In conclusion, although not perfect, the proposed algorithms are capable of identifying most Shigella sp. and EIEC isolates. The molecular algorithm is fast and accurate and is suitable for daily application in diagnostic laboratories, as it can be performed with standard PCR equipment; however, its resolution for certain serotypes is low. The culture-dependent algorithm is more time-consuming, and many phenotypical tests and antisera are required, yet the resolution is high for all serotypes. If a desirable complete identification cannot be obtained with the molecular algorithm, the culture-dependent algorithm can be applied by a reference laboratory to obtain a higher resolution.

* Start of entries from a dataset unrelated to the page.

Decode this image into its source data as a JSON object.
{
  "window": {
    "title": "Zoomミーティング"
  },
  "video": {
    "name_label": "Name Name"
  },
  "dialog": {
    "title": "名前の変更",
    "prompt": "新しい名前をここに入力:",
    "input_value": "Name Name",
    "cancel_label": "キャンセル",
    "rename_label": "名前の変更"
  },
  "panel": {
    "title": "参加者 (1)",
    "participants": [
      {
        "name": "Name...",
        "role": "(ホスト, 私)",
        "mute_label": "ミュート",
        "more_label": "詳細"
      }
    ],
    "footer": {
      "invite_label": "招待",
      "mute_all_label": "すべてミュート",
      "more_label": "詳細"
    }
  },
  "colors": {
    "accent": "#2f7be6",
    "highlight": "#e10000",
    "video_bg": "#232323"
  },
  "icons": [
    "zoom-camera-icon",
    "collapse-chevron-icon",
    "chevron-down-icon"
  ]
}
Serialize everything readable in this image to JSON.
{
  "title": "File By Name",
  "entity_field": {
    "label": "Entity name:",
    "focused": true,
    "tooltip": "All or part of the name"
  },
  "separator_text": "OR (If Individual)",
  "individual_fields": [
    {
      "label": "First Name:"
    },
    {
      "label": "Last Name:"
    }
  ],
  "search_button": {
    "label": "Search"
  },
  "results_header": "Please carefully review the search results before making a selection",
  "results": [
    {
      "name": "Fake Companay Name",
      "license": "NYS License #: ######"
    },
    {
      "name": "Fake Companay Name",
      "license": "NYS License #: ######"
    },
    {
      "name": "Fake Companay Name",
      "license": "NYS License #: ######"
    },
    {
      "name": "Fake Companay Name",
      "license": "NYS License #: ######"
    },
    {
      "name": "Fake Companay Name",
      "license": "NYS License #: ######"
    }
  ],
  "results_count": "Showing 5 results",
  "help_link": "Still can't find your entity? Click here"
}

Despite the genetic relationship of Shigella spp. and EIEC, causing difficulties for identification, differentiation is still necessary for epidemiological and surveillance purposes because of current guidelines for infectious disease control. One can speculate if guidelines need to be adjusted, but evidence for guideline optimization with regard to infections with EIEC is currently lacking. In the future, the impact of infections with EIEC on individual patients and on public health should be further investigated to assess if it is justified that surveillance measures and control guidelines for infections with EIEC are different from those of shigellosis.